À l’occasion de la commémoration en novembre dernier de la Kristallnacht, la « Nuit de Cristal » de 1939, le Secrétaire général de l’Église protestante aux Pays-Bas a demandé pardon à la communauté juive parce que les prédécesseurs de l’Église protestante avaient trop peu entrepris contre la persécution des Juifs. Il appelait à juste titre l’Église à combattre l’antisémitisme.
Plus tôt déjà dans la même année, le Premier Ministre Rutte avait demandé pardon pour la responsabilité du gouvernement. Et l’on entend constamment dans notre société toutes sortes d’ appels pour demander pardon pour d’autres faits encore, comme la pratique de l’esclavage dans le passé et la guerre coloniale dans les Indes néerlandaises, l’Indonésie de nos jours. Nous déclarons qu’une demande de pardon au peuple palestinien se justifie aujourd’hui. Une demande de pardon de notre Église.
Cette semaine cela fait 73 ans que l’État d’Israël existe. Un État à eux devait mettre les Juifs à l’abri de l’antisémitisme qui avait fait preuve d’une atrocité dévastatrice au cours de la seconde guerre mondiale. Il existe malheureusement un autre aspect de cette réalité : les 73 années de la Nakbah, de la « catastrophe » que la création de l’État d’Israël allait signifier pour les Palestiniens. Vivant dans une situation d’apartheid ou souffrant de l’occupation, les Palestiniens sont spoliés de leur dignité humaine. Leurs terres sont systématiquement confisquées, leur liberté de mouvement est réduite, la terreur exercée par les colons juifs reste impunie et Gaza est coupée du reste du monde.
Nous estimons que le moment est venu pour que notre Église reconnaisse qu’elle a trop peu fait pour défendre ceux qui souffrent de cette injustice. Nous estimons que les juifs, les musulmans, les chrétiens et les non-croyants ont tous la même valeur. Nous espérons que notre Église plaidera en paroles et en actes en faveur de la paix et de la justice pour tout être humain, et qu’elle combattra toute forme de discrimination, parce que Juifs et Palestiniens ont tous la même valeur.

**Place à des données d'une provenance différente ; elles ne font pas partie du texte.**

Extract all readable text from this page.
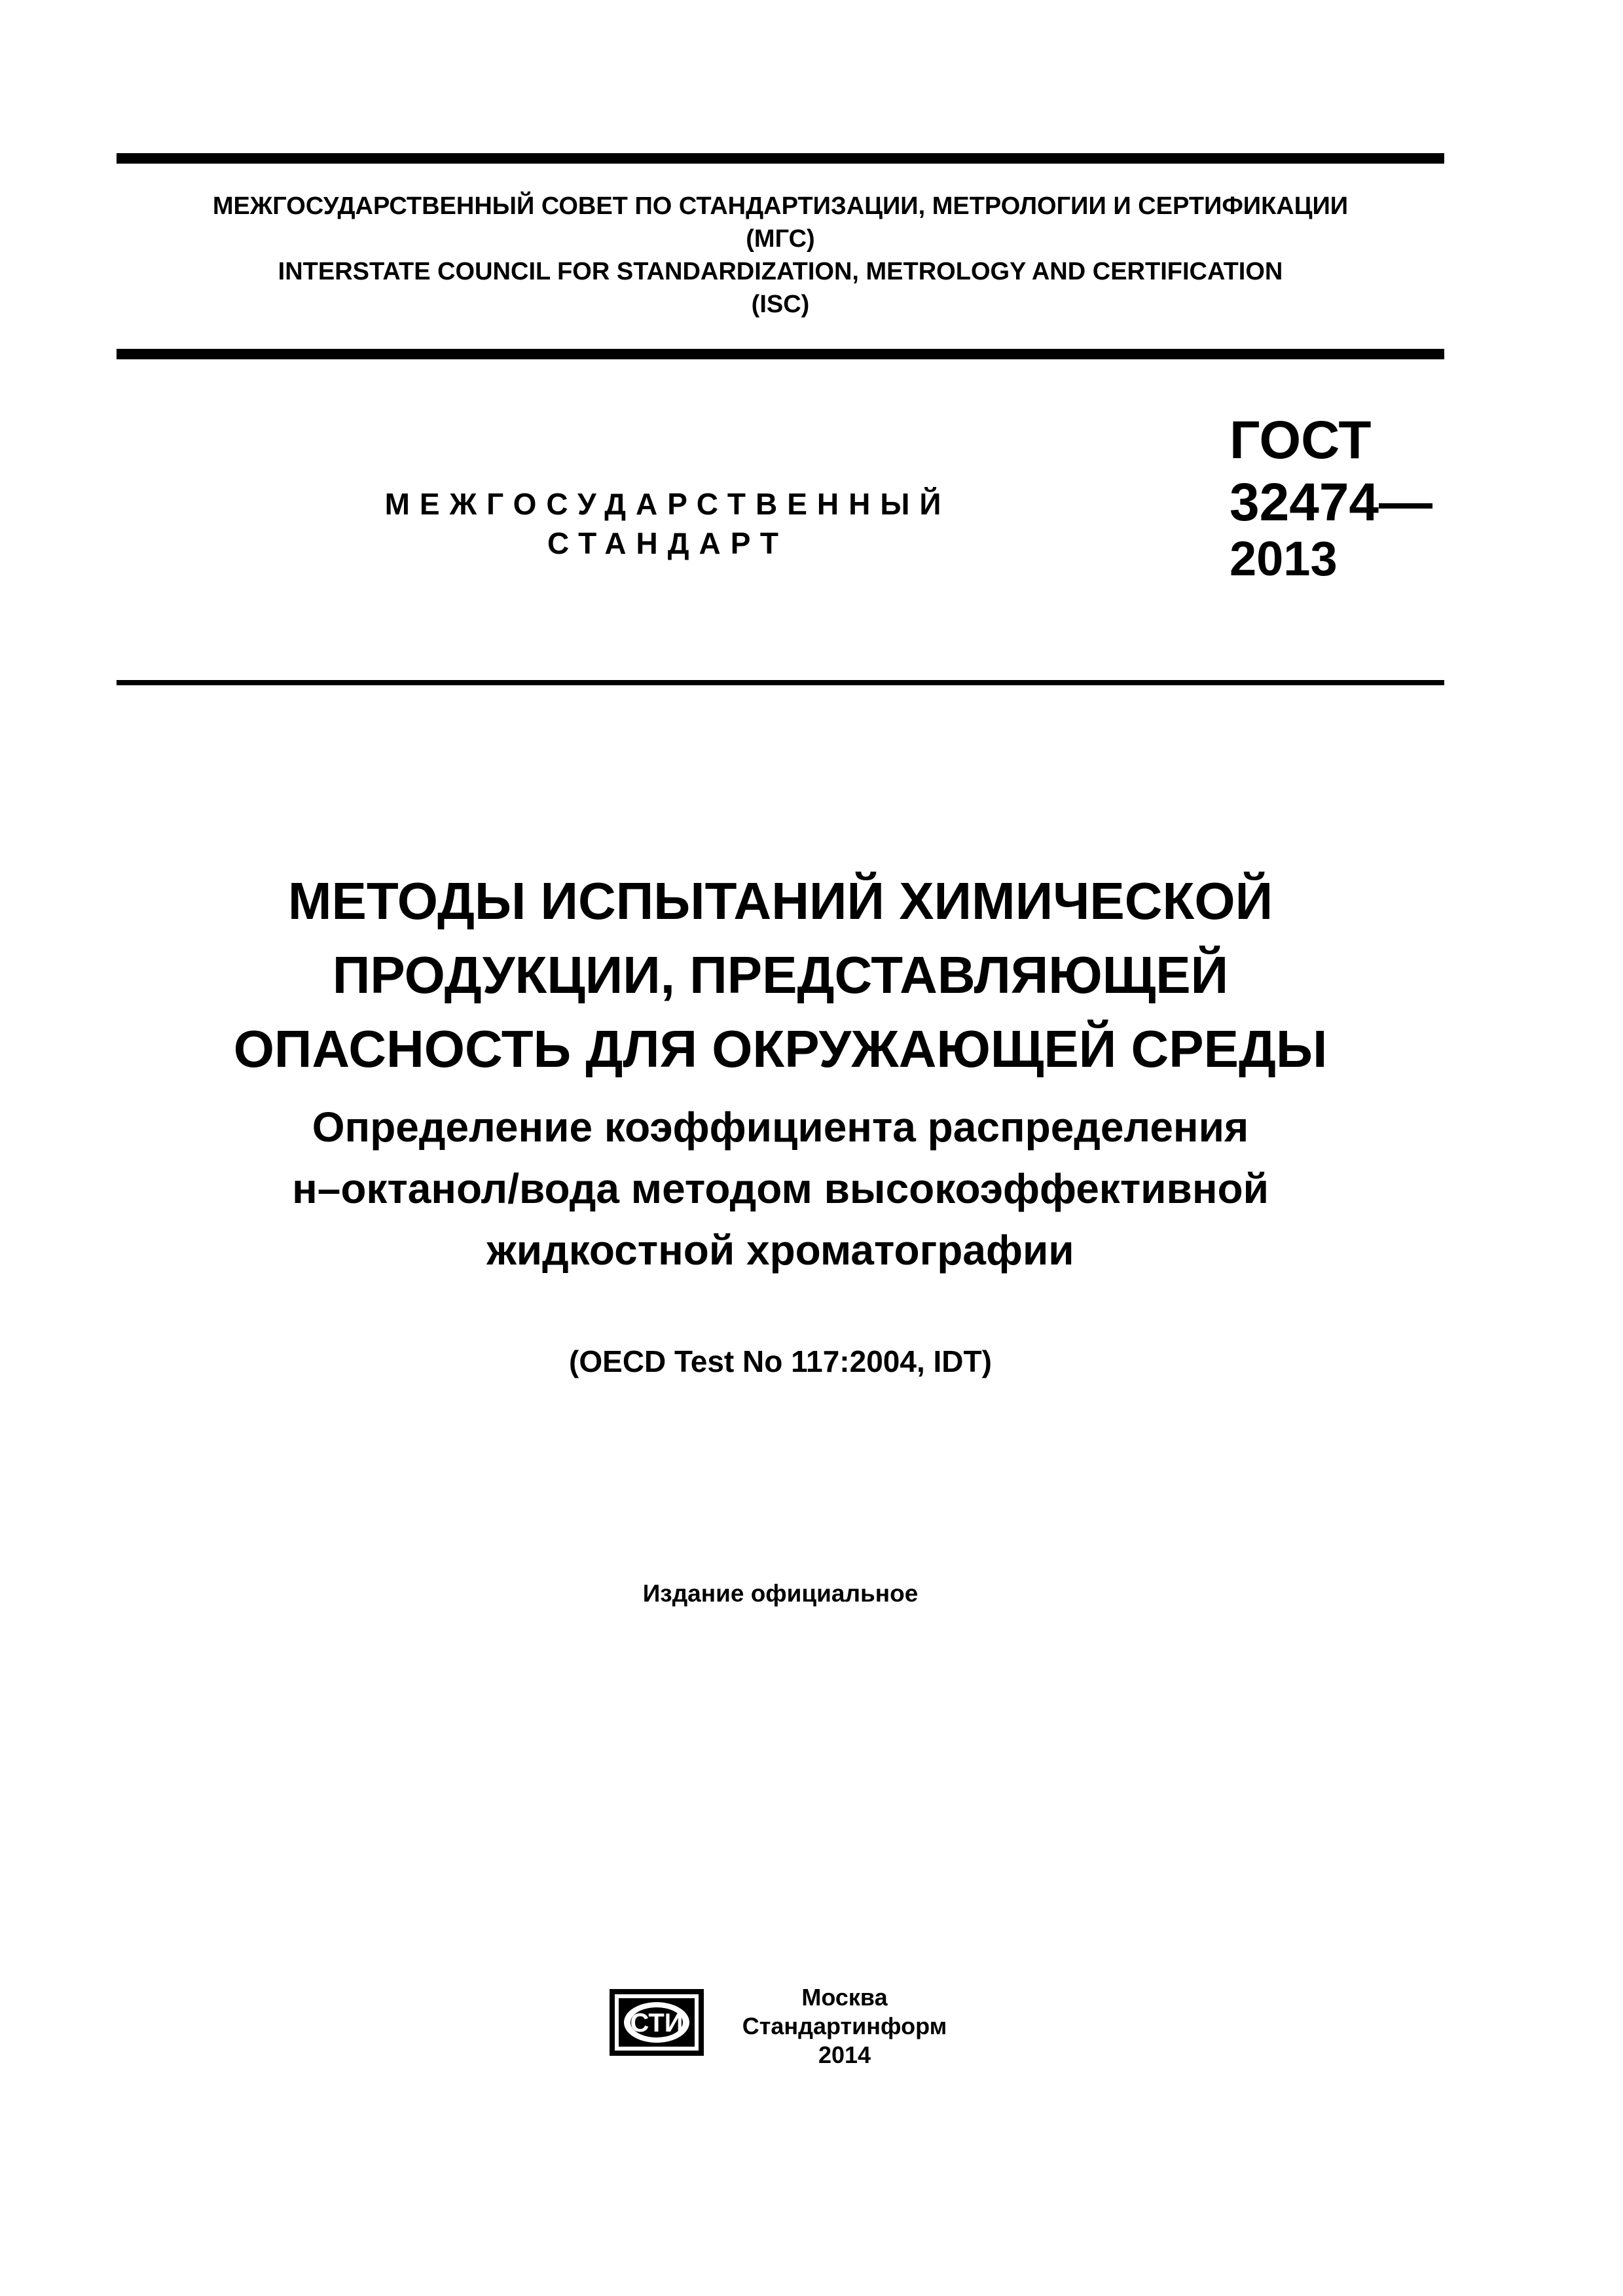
МЕЖГОСУДАРСТВЕННЫЙ СОВЕТ ПО СТАНДАРТИЗАЦИИ, МЕТРОЛОГИИ И СЕРТИФИКАЦИИ
(МГС)
INTERSTATE COUNCIL FOR STANDARDIZATION, METROLOGY AND CERTIFICATION
(ISC)
МЕЖГОСУДАРСТВЕННЫЙ
СТАНДАРТ
ГОСТ
32474—
2013
МЕТОДЫ ИСПЫТАНИЙ ХИМИЧЕСКОЙ
ПРОДУКЦИИ, ПРЕДСТАВЛЯЮЩЕЙ
ОПАСНОСТЬ ДЛЯ ОКРУЖАЮЩЕЙ СРЕДЫ
Определение коэффициента распределения
н–октанол/вода методом высокоэффективной
жидкостной хроматографии
(OECD Test No 117:2004, IDT)
Издание официальное
СТИ
Москва
Стандартинформ
2014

C’est pourquoi nous, cinq pasteurs de l’Église protestante aux Pays-Bas, lui proposons la demande de pardon suivante :
Au peuple de Palestine :
Frères et sœurs,
Il y a une dette qui n’est pas prescrite. En tant qu’Église, nous voulons demander pardon à votre peuple. Pendant des siècles et sous différents régimes, votre peuple a vécu sur la terre que nous appelons « la terre de la Bible ». Vous avez très gravement souffert de la décision des grandes puissances occidentales du siècle dernier de mettre votre terre entre les mains du peuple juif, avec pour conséquence votre propre expulsion hors de cette terre. L’État d’Israël a été reconnu, avec les garanties du droit international, par les Nations Unies alors nouvellement instituées. Mais au cours des décennies qui ont suivi, d’autres parties encore de votre pays ont été occupées et même annexées, votre population a été discriminée, expulsée, privée de ses moyens d’existence. Votre peuple se trouve maintenant fragmenté, séparé et disséminé à travers le monde.

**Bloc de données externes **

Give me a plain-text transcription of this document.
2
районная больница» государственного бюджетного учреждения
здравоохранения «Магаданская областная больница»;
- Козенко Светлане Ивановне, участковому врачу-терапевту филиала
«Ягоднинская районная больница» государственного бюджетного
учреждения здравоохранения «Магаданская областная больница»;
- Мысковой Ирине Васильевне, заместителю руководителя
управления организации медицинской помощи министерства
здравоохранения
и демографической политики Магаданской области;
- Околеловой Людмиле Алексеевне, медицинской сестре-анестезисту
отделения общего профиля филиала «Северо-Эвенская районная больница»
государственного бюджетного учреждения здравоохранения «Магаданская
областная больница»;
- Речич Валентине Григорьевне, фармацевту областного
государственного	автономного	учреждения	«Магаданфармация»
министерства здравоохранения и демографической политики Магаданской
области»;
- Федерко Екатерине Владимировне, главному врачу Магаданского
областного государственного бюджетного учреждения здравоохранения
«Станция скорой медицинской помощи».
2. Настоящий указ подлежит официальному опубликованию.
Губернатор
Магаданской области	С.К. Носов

Bien qu’à titre individuel des membres de l’Église, tout comme d’autres citoyens et des hommes politiques, n’aient pas manqué de courage pour s’opposer à l’injustice qui se poursuit, nous en tant qu’Église n’y sommes pas parvenus. Nous avons proclamé notre lien irrévocable avec le peuple d’Israël, donnant ainsi l’impression que Dieu aimerait Israël davantage que le peuple palestinien. Nous avons pensé que le peuple juif répondait à sa vocation historique en prenant possession du pays pour y établir un État. Nous avons prêché que s’accomplissaient ainsi les prophéties bibliques, et avons trop souvent réduit au silence les accusations de violation du droit international. Nous avons contribué ainsi à la poursuite du péché d’occupation et d’oppression.

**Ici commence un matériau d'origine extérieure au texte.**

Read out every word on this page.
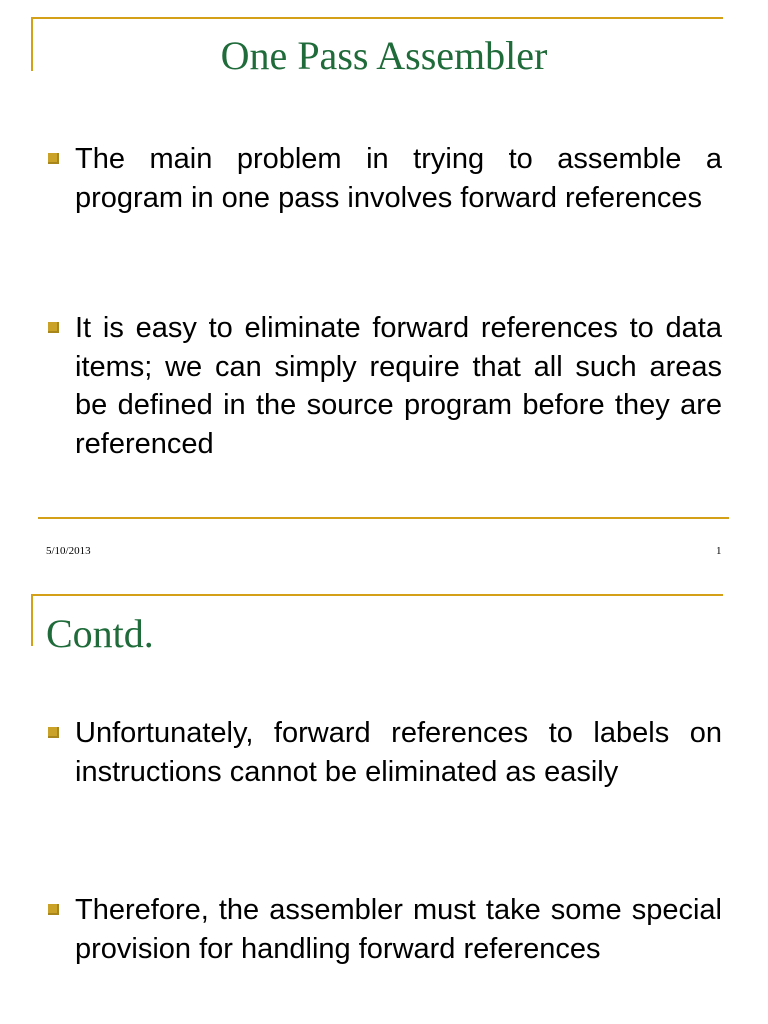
One Pass Assembler

The main problem in trying to assemble a program in one pass involves forward references

It is easy to eliminate forward references to data items; we can simply require that all such areas be defined in the source program before they are referenced

5/10/2013	1
Contd.

Unfortunately, forward references to labels on instructions cannot be eliminated as easily

Therefore, the assembler must take some special provision for handling forward references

Pendant trop longtemps nous avons considéré les peuples arabes à travers des lunettes orientalistes. Nous n’avons pas suffisamment vu dans les chrétiens palestiniens les descendants des premiers disciples de Jésus. Nous n’avons pas suffisamment vu dans les musulmans des enfants d’Abraham. Nous ne vous avons pas témoigné toute la solidarité que vous nous avez demandée. Nous nous sommes trop peu mobilisés en faveur d’une paix juste et durable. Toute critique de l’État d’Israël a trop souvent été refusée comme s’il s’agissait d’une forme d’antisémitisme.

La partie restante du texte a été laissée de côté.